From the very beginning, Shoals tourism directors saw the potential in Seven Springs Lodge and Rattlesnake Saloon.

"It's a huge tourist attraction," Colbert County Tourism and Convention Bureau Executive Director Susann Hamlin said. "It's added greatly to our offerings. They probably stumbled onto something when they found that bed of rattlesnakes."

Inside the saloon, William points to the mounted adult rattlesnake skin and 12 smaller skins.
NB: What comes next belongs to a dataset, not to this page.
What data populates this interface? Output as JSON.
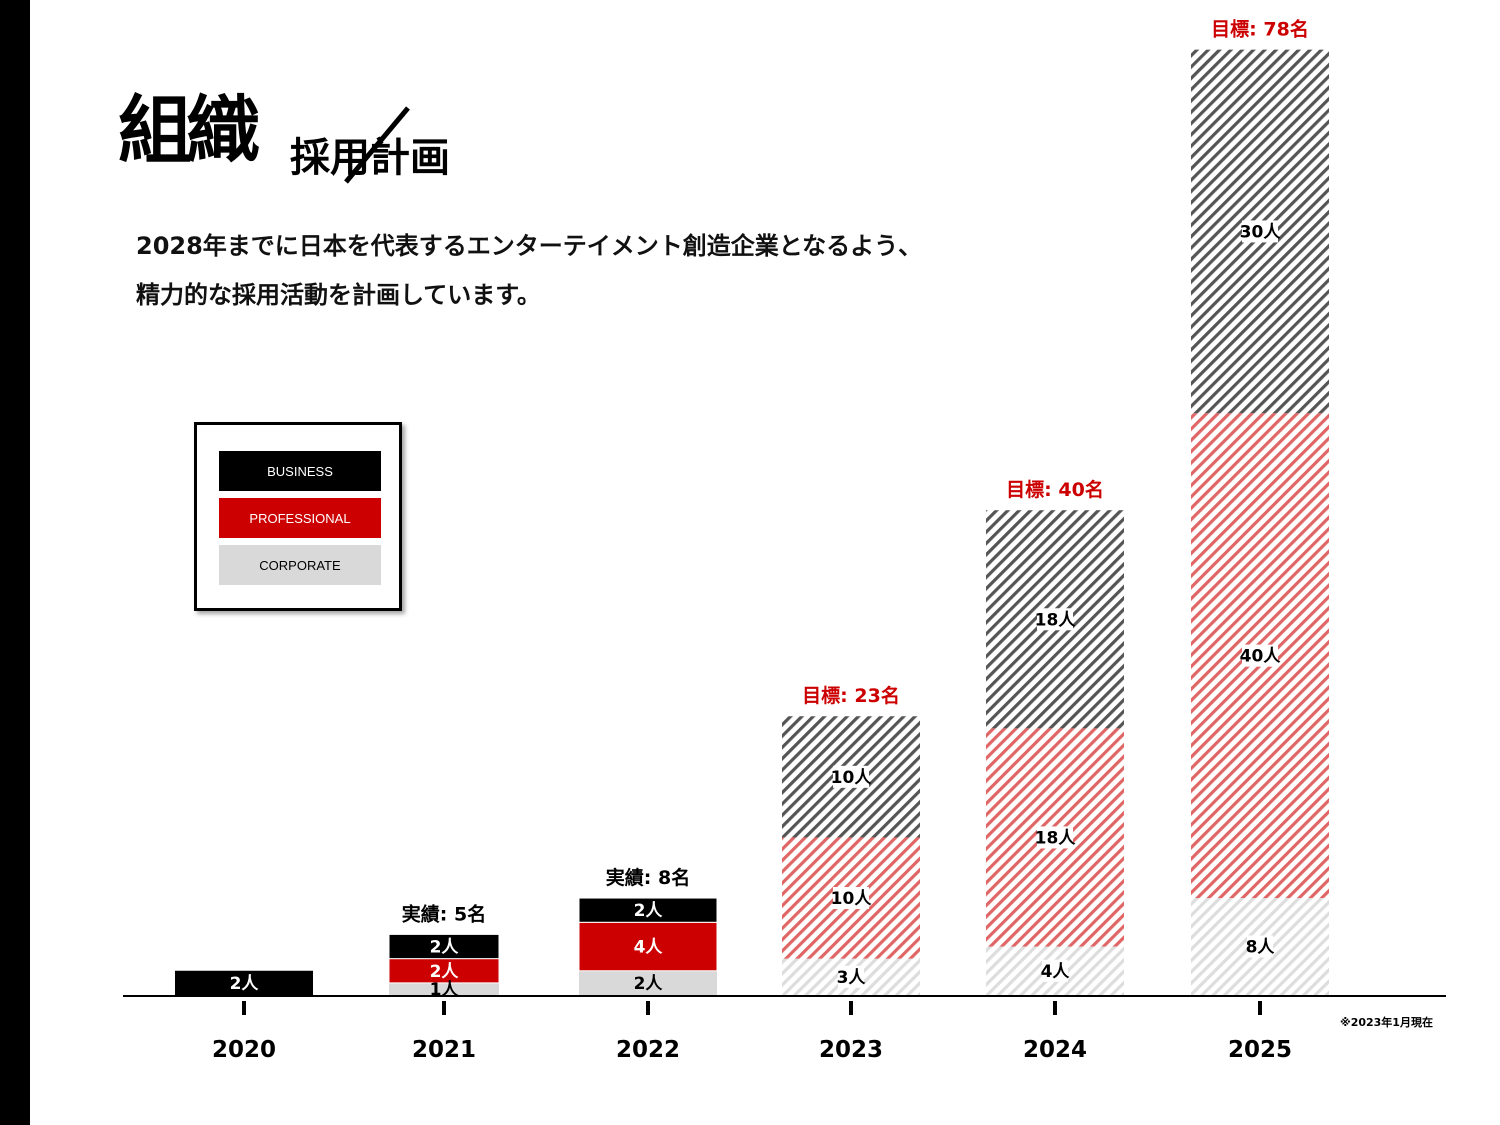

There are several skins on the wall, as well as newspaper and magazine stories about the lodge and restaurant.

"The events the Fosters have out there are fabulous," Hamlin said. "There's just nothing else like it."

Hamlin said it's especially popular with international tour groups that visit the Shoals.

Debbie Wilson, executive director of Muscle Shoals Sound Studios and the former executive director of Florence-Lauderdale Tourism, said her office recognized the value of what the Fosters were doing from the beginning.

She included them in a video for the office's "Get Your Groove On" promotion. 

At first, she thought the lodge and restaurant might be too far off the beaten path, but it's only about 30 minutes from the Shoals and near another unique attraction — the Coon Dog Cemetery.

"It's definitely an asset," Wilson said. "It's an experience more than just going to a restaurant."

William said students who participated in SHiFT Education camps on the property started a Go Fund Me account to help with the rebuilding because of the experiences they had. William's brother, Owen, is one of the founders of SHiFT Education.

"It was a gift from these kids," he said.